Celebrities caught making racial comments on- or off-air became a regular news item with their public apologies. White actor Ted Danson, known for the TV show Cheers, made racial jokes in blackface at a 1993 banquet and had to apologize, even though his then girlfriend, black comedian Whoopi Goldberg, claimed she had written the skit. In 2007, Michael Richards, from the TV show Seinfeld, shouted the word “nigger” and other epithets to a surly audience during a comedy routine. That same year, actor/director Mel Gibson, known for his academy-award winning movie Braveheart and the critically acclaimed The Passion of the Christ, railed against the “f—-ing Jews” when pulled over for drunk driving.

THE CONSEQUENCES

In the immediate wake of the Imus affair, a few other “shock jocks” were suspended or fired for racist or sexist jokes, including JV and Elvis in New York for their slurs against Asian Americans, and Gregg Hughes and Anthony Cumia for “jokes” about raping black Secretary of State Condoleezza Rice. Disc jockey Luis Jiménez of Univision Radio sparked controversy for reportedly making homophobic comments on his radio talk show. But “shock jocks” are, as the term indicates, supposed to be shocking and outrageous. In his own defense, Imus claims that controversy—tasteless humor and all—was what he was hired to promote, and he hired a lawyer to sue the networks for breach of contract.

In the twenty-first century, North American societies tend to be multicultural and diverse, and once-taboo subjects can be discussed frankly. Despite freedom of speech, most people believe that there is a line between talk that is acceptable and talk that is not. Society tends to accept profanity when it is used for socially redeeming purposes. Social critics such as the late black comic Dick Gregory used language that was intended to make people uncomfortable and make them think. Lenny Bruce, a white comic and satirist repeatedly arrested in the 1950s and 1960s for using profanity in his performances, wanted to repeat the “N word” over and over until it had no meaning. The difference between acceptable and unacceptable use of language is defined by some as a matter of hostility—whether given with a smile or not, the difference is between social critique and cruelty.

The issue is complex. Fear of censorship and loss of free speech are real concerns of U.S. citizens. But in an increasingly uncivil society where name-calling, racism, homophobia, and misogyny are the norm, there are increasing calls for government intervention, such as a return of the Fairness Doctrine—a real fear of radio executives supervising talk shows.

In the case of restraining the trash talk and bigotry of talk-show hosts, it appears that corporate profits make the difference. Tasteless humor, it seems, is lucrative.
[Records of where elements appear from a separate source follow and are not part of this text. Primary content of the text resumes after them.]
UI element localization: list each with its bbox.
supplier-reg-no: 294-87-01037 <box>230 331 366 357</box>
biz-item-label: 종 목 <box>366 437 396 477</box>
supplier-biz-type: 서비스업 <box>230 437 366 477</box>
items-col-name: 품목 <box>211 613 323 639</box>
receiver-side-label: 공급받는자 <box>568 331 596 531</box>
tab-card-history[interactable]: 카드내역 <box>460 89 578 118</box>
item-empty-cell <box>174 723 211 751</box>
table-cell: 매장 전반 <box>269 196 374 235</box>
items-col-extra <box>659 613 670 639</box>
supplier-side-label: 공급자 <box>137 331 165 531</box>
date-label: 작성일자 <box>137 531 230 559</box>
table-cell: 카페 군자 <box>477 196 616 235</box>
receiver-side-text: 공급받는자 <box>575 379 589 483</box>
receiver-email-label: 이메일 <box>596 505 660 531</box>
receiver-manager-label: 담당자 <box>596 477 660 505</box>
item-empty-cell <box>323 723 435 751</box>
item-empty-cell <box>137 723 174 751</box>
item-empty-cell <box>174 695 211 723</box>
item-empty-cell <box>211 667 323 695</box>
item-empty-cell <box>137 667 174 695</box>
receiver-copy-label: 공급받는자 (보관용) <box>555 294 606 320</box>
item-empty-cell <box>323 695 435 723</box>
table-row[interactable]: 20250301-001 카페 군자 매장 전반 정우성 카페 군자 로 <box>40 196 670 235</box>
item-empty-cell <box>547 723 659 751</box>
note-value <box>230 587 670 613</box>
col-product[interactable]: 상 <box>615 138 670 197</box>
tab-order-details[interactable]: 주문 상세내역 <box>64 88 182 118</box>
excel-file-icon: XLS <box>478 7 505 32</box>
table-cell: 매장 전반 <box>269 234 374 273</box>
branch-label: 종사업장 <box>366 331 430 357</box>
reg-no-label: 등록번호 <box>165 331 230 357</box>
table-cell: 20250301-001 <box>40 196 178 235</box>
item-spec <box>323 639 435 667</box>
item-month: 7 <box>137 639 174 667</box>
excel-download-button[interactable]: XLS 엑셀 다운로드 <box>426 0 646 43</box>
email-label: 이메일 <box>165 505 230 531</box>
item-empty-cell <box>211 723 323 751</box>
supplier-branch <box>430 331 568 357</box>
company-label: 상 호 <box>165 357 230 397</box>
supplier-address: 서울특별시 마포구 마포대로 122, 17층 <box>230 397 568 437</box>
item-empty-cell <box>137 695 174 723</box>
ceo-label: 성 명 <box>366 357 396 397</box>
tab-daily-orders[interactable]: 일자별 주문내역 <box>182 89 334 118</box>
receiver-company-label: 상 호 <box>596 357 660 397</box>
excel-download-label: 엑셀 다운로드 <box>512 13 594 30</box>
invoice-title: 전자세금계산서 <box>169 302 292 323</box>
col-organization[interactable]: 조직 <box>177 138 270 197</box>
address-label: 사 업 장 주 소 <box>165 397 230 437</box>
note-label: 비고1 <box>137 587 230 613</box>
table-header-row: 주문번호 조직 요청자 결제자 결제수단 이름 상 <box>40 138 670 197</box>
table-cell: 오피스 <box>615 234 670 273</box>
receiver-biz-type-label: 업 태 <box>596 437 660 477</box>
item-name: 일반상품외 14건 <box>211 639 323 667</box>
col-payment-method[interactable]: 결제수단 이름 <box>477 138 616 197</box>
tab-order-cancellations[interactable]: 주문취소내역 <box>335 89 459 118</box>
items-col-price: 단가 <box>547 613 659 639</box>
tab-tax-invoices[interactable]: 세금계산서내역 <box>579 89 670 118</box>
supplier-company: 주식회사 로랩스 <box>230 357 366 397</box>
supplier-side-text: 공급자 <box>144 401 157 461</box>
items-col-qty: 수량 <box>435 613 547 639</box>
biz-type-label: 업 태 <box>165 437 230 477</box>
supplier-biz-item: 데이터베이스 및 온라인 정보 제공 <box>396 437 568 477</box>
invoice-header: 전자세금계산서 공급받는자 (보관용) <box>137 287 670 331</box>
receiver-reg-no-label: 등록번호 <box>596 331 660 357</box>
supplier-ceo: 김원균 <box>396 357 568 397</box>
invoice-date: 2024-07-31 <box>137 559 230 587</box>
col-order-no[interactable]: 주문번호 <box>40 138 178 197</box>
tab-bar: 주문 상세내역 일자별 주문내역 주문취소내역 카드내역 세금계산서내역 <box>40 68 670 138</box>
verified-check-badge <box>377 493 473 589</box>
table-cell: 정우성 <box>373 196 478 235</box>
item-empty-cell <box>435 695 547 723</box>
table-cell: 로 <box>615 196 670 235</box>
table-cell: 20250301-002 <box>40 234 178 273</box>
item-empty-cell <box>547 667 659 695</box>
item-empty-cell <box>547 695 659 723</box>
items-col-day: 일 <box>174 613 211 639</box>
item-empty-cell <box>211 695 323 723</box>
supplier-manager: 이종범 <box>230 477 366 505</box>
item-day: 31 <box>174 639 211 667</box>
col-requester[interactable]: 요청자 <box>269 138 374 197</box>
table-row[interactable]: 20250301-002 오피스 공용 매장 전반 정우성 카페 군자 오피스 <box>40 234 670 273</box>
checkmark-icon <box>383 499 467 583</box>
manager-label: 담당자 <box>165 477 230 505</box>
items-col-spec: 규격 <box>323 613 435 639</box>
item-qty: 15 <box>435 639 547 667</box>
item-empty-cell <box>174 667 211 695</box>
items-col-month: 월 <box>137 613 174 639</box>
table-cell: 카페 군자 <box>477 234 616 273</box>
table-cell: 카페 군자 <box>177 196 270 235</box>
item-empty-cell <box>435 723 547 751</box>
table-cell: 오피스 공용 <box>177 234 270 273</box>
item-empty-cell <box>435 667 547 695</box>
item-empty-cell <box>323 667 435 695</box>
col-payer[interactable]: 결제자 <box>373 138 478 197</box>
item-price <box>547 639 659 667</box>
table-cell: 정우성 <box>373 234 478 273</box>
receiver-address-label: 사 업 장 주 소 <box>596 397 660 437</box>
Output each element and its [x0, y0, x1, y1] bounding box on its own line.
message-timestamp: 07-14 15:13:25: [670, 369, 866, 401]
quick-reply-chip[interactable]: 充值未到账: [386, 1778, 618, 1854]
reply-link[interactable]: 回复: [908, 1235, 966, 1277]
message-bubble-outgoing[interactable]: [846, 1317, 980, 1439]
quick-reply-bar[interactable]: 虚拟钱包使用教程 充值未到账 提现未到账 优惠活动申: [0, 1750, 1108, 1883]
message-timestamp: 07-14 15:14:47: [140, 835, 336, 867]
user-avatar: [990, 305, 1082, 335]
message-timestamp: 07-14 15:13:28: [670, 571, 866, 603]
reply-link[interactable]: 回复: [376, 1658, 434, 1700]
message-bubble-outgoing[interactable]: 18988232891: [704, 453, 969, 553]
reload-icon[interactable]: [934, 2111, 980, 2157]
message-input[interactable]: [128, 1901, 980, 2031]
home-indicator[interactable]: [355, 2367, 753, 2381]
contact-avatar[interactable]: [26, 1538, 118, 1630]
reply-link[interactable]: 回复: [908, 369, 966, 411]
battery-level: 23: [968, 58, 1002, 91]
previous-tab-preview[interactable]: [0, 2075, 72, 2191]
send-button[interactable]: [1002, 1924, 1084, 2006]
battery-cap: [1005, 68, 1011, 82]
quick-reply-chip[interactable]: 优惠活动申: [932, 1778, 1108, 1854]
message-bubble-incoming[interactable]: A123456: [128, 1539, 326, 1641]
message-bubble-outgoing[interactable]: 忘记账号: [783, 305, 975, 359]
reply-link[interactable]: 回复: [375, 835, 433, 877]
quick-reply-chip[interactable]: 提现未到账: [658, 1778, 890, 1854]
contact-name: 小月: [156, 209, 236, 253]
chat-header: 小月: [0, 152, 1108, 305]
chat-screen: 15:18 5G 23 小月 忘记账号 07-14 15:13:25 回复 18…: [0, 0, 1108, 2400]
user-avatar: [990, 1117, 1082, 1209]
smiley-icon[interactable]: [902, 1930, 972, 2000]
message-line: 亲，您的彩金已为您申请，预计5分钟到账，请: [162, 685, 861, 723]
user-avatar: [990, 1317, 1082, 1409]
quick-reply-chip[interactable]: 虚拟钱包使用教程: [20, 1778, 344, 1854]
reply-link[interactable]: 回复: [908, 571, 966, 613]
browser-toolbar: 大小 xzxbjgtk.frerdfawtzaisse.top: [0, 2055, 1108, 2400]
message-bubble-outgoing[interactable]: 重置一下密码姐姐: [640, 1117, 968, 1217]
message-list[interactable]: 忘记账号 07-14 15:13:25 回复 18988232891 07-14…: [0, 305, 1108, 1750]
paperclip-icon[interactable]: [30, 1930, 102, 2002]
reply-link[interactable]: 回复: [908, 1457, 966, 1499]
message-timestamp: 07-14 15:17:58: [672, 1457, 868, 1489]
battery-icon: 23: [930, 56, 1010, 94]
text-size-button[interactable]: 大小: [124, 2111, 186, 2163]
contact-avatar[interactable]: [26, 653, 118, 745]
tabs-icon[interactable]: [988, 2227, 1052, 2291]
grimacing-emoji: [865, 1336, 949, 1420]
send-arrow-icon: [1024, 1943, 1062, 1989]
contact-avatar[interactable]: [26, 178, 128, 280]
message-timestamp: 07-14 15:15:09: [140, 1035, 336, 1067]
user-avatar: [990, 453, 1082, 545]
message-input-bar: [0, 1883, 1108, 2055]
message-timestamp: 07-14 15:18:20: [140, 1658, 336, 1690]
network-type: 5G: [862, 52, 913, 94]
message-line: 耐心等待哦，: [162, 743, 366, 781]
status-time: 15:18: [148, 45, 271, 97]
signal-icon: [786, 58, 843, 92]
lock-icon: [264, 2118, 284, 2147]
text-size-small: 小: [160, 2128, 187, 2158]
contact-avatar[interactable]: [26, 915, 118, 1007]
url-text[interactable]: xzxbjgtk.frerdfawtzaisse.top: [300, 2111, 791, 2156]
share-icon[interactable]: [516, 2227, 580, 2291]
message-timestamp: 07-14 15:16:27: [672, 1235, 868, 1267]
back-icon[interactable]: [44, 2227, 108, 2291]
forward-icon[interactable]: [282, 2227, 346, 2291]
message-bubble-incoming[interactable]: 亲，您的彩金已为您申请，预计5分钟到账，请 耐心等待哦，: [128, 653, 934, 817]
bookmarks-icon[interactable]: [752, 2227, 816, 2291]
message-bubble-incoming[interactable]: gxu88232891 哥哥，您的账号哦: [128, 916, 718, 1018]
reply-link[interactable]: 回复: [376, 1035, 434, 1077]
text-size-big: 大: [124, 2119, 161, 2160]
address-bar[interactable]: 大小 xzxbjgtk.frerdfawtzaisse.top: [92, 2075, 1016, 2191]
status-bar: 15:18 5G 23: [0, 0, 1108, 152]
The media caved in to criticism of Imus, but his firing came only after advertisers such as General Motors and American Express pulled their ads from the show. Adweek magazine claimed that advertisers never intended to kill Imus’s show and they are amenable to sponsoring him again. With an annual sum of $11 million taken by Imus’s radio station owners, $33 million for MSNBC on which the show was simulcast, and $15–$20 million for CBS Radio, the name Imus meant high profits. Perhaps Don Imus will be able to put this episode behind him and follow the path of the once-fired Bob Grant, the talk host who made a quick comeback and still regularly appears on New York radio. Ranked as one of the greatest talk-show hosts of all time, Grant proved to be a major influence on the careers of many current high-profile shock jocks.

BIBLIOGRAPHY

Asim, Jabari. 2007. The N Word: Who Can Say It, Who Shouldn’t, and Why. Boston: Houghton Mifflin.

Fish, Stanley. 1994. There’s No Such Thing as Free Speech, and It’s a Good Thing, Too. New York: Oxford University Press.

Gates, Henry Louis, Jr. 1994. Speaking of Race, Speaking of Sex: Hate Speech, Civil Rights, and Civil Liberties. New York: New York University Press.

Kennedy, Randall. 2002. Nigger: The Strange Career of a Troublesome Word. New York: Pantheon.

Kosova, Weston. 2007. “The Power That Was.” Newsweek April 23: 24ff.

Kurtz, Howard. 1996. Hot Air: All Talk, All the Time. New York: Times Books.

Maxwell, Bill. 2007. “Black Critics of Imus are Hypocrites.’ St. Petersburg Times: 3P.